Tunesien verbittet sich jede europäische Einmischung
Der nicht abreissende Strom tausender tunesischer Bootsflüchtlinge nach Italien sorgt für Streit zwischen den beiden Ländern. Tunesien reagiert mit Sofortmassnahmen.
Der Flüchtlingsstrom tausender Menschen aus Tunesien nach Süditalien reisst nicht ab. Die tunesische Übergangsregierung will die Lage aber ohne europäische Unterstützung in den Griff bekommen. Ein Einsatz italienischer Beamter an der tunesischen Grenze kommt für Tunis nicht in Frage. «Tunesien lehnt kategorisch jede Einmischung in seine inneren Angelegenheit ab», zitierte die staatliche Nachrichtenagentur TAP einen Sprecher des Aussenministeriums.

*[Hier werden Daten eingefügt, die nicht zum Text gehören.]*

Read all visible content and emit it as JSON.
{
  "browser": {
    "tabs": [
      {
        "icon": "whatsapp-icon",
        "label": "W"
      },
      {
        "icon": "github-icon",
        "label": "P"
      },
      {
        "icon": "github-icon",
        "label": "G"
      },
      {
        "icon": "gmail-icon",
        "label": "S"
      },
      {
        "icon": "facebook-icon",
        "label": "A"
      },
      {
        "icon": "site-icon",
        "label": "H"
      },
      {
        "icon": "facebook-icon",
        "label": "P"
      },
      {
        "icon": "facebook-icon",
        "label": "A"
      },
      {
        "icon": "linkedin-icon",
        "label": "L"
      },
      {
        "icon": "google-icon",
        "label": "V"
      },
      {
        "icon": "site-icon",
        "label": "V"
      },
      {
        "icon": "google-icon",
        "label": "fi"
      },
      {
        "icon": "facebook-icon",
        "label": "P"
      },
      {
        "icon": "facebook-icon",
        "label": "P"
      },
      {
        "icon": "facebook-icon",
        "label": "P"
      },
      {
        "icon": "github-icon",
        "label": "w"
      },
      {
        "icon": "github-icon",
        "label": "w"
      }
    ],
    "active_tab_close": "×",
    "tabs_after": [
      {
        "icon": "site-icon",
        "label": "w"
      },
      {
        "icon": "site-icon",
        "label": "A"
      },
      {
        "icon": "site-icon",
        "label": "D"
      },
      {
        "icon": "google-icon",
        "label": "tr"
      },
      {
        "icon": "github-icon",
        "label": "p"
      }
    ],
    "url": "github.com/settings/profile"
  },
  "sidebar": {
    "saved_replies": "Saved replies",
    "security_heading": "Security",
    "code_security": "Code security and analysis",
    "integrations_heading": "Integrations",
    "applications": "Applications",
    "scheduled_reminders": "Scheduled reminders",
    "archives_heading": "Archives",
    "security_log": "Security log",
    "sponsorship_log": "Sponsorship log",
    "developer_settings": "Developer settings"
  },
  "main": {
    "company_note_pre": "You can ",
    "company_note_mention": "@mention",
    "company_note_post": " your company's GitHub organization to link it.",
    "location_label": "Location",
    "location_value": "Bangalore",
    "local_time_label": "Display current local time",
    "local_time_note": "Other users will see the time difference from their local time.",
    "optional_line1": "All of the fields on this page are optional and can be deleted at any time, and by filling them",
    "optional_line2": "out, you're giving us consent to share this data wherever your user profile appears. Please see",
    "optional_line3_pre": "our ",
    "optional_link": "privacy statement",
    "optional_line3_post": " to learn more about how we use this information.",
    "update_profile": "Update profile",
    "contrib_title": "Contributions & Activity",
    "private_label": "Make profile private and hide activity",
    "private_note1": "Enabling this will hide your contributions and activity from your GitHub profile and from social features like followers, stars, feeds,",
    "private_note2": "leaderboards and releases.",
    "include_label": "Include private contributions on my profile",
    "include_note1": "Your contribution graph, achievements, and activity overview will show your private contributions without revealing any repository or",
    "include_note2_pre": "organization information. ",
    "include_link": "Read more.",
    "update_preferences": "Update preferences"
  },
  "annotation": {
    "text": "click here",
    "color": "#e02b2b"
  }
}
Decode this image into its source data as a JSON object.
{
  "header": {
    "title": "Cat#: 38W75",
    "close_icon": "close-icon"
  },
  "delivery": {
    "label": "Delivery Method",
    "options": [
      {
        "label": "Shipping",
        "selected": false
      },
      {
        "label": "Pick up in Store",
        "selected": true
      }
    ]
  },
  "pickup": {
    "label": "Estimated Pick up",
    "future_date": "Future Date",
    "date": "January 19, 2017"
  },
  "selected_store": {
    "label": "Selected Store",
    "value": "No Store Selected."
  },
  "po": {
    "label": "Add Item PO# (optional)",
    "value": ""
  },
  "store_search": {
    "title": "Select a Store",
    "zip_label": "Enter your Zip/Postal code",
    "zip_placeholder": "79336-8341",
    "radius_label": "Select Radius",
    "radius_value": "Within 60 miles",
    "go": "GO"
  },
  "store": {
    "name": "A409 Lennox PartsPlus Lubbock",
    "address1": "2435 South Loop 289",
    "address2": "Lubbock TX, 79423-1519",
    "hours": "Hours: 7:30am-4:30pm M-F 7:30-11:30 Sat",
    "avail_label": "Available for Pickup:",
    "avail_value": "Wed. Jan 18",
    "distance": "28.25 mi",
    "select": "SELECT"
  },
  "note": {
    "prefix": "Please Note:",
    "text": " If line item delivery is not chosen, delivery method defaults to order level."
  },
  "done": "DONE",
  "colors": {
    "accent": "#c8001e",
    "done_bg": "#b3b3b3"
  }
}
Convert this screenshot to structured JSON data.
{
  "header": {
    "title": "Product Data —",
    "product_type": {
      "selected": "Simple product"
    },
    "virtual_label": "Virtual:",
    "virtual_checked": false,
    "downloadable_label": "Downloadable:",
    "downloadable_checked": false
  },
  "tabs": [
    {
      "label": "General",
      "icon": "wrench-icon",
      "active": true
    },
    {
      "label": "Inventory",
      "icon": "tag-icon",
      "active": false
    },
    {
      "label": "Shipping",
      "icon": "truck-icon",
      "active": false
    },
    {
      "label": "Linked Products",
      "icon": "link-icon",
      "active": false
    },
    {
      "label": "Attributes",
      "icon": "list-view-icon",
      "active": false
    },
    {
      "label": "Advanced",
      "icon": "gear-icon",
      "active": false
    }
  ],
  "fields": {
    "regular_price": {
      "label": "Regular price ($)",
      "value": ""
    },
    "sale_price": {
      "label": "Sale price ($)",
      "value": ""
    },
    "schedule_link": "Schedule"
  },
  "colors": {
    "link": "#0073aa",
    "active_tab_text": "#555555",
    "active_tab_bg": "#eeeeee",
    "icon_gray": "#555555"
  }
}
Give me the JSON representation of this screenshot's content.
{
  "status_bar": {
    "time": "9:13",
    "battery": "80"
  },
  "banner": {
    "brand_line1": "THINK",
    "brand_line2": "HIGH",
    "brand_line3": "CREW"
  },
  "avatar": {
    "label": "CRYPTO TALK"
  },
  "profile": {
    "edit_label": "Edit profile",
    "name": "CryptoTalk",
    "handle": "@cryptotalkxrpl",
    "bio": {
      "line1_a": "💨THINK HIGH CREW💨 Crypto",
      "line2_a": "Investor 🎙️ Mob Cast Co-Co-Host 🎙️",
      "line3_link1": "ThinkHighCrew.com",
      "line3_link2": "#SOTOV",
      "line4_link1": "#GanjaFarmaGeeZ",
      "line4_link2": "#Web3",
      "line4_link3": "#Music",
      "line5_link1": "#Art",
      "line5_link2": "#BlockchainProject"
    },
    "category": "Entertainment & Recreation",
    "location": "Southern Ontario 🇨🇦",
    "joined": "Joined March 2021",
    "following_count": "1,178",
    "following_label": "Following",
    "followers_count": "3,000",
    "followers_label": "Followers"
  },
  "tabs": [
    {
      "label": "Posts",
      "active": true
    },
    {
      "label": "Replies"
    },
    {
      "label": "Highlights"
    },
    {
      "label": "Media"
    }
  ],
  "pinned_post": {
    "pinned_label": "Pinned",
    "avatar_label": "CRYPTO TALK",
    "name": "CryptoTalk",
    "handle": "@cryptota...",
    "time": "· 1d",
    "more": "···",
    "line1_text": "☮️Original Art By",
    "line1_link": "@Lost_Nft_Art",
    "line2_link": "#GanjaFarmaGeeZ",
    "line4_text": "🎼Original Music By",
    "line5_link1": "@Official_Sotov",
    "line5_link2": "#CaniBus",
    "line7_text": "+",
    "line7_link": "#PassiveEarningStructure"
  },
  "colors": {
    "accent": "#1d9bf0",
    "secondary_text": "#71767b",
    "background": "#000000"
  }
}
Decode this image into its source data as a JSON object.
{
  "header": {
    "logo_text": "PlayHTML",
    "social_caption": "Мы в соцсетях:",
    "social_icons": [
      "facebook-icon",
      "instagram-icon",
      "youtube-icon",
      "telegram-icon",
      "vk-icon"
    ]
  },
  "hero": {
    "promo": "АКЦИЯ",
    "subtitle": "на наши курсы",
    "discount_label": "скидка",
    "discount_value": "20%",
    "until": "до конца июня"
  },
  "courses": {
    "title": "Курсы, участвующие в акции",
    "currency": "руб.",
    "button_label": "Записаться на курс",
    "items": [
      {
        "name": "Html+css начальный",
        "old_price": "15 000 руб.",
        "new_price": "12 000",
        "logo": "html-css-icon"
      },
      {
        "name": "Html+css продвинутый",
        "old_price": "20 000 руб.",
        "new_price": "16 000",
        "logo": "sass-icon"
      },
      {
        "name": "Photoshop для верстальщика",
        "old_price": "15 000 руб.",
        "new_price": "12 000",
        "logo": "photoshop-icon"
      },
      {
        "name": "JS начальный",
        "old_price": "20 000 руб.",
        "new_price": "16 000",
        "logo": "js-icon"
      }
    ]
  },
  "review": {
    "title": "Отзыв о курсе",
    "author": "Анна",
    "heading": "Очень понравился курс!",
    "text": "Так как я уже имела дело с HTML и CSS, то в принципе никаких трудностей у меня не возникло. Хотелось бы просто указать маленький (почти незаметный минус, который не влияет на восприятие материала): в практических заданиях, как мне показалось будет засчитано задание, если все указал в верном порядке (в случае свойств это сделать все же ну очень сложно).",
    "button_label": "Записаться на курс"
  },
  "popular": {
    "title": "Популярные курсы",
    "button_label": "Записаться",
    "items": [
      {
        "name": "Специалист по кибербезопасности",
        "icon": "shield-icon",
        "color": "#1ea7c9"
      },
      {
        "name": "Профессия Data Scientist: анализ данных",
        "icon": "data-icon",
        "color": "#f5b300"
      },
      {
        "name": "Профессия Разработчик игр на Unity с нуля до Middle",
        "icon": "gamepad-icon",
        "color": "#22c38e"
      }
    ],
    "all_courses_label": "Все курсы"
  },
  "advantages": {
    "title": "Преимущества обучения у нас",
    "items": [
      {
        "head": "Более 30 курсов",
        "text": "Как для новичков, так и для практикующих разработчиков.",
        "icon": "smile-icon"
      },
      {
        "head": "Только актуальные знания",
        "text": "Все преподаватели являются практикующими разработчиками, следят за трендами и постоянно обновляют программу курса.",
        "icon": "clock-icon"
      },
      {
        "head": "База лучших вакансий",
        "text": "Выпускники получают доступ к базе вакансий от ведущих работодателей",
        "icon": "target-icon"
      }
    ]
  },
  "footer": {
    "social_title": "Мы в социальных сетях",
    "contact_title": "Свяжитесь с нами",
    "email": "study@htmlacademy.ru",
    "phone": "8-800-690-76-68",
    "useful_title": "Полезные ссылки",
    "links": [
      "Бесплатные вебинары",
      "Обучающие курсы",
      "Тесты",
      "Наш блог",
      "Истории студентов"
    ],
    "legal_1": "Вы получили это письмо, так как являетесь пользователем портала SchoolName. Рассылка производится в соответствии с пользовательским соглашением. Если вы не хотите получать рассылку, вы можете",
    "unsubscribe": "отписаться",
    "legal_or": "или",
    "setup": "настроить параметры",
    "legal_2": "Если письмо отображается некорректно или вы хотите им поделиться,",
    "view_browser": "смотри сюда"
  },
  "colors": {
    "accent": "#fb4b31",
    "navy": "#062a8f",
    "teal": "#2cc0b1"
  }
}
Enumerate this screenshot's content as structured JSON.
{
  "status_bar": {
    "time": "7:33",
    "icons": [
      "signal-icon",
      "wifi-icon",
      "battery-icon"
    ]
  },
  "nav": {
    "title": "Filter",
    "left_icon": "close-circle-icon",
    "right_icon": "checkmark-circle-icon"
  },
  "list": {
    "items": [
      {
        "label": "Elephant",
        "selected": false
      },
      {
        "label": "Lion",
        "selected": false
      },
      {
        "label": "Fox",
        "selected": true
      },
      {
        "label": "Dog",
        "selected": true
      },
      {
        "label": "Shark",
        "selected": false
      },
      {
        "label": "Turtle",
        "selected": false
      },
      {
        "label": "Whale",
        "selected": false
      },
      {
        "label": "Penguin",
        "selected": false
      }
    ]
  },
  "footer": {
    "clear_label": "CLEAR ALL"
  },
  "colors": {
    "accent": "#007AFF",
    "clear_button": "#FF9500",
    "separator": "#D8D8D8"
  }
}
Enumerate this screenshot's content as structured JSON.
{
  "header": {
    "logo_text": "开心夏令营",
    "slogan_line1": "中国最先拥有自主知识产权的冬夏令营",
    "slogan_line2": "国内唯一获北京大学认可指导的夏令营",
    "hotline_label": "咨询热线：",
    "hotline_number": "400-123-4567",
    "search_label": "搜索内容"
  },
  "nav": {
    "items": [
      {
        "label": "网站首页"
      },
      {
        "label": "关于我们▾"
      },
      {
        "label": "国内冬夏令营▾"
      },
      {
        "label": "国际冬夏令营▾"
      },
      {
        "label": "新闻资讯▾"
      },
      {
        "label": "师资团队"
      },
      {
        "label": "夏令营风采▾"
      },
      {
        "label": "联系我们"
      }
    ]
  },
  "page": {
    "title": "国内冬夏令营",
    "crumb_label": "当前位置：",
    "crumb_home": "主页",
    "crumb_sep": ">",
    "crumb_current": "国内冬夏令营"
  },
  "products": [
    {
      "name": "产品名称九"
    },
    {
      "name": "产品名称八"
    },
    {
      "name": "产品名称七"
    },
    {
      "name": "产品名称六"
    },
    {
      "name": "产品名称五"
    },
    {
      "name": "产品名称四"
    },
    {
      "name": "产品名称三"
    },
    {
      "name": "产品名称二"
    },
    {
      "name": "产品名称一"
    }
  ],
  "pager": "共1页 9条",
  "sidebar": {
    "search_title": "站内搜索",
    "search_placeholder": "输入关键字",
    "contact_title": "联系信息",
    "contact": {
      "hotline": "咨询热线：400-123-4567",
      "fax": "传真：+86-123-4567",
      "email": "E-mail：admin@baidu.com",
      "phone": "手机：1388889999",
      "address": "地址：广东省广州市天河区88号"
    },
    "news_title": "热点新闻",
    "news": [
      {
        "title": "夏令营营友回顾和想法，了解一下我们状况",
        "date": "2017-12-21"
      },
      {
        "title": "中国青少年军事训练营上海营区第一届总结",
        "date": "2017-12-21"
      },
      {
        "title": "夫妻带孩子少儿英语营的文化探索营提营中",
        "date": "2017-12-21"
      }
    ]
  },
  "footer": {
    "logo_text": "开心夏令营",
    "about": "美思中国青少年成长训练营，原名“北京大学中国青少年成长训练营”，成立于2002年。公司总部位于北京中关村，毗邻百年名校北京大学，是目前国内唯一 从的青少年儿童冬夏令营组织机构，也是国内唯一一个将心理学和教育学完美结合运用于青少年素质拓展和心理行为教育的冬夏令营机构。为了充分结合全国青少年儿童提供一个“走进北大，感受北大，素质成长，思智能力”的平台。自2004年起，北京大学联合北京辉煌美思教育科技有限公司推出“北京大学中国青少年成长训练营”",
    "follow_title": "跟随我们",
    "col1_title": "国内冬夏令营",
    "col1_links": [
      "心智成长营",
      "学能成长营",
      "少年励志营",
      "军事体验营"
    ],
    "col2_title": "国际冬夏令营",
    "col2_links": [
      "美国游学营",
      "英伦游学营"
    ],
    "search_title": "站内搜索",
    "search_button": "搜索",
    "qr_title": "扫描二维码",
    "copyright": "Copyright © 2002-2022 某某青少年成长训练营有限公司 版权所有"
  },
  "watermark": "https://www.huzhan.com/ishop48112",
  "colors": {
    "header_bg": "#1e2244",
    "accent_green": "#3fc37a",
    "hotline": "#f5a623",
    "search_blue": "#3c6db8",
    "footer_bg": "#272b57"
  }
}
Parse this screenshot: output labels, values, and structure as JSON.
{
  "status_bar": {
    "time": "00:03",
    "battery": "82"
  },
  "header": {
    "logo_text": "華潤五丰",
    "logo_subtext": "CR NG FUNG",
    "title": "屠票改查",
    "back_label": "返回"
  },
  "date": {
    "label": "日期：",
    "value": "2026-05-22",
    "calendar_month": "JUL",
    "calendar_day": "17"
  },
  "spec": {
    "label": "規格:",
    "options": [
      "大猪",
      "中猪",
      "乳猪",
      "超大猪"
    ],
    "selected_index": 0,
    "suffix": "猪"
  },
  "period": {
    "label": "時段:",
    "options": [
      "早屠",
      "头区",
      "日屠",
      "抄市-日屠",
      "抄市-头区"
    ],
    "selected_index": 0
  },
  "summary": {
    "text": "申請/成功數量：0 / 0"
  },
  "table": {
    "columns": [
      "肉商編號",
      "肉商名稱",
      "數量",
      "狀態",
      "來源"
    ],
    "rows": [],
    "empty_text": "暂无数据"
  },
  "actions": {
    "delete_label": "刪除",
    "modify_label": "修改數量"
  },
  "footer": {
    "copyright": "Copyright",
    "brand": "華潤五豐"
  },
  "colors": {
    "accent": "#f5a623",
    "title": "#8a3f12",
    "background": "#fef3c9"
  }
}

Zu einer Zusammenarbeit mit befreundeten Staaten, um angemessene Lösungen für das Phänomen der illegalen Migration zu finden, sei Tunesien aber bereit. Der italienische Innenminister Roberto Maroni hatte angeboten, dass italienische Einsatzkräfte vor der nordafrikanischen Küste aktiv werden könnten, um den seit Tagen anhaltenden «biblischen Exodus» einzudämmen. Er äusserte sich zudem empört, dass die neue tunesische Regierung sich offenbar nicht mehr an das bilaterale Abkommen zur Begrenzung von Flüchtlingsströmen halte.
Frattini und Asthon in Tunis
Bis vor kurzem hätten die Patrouillen an der nordafrikanischen Küste funktioniert. Die illegale Migration sei bis vor einem Monat gestoppt worden. Dieser Zustand müsse wiederhergestellt werden, forderte Italiens Aussenminister Franco Frattini, der am Montag in Tunis zu einem kurzfristig anberaumten Besuch erwartet wurde. Auch die EU-Aussenbeauftragte Catherine Ashton traf am Montag zu bereits länger geplanten Gesprächen in Tunesien ein. Dabei wollte sie der Übergangsregierung politische und wirtschaftliche Hilfe anbieten. Auch der neuerliche Flüchtlingsstrom dürfte ein Thema sein.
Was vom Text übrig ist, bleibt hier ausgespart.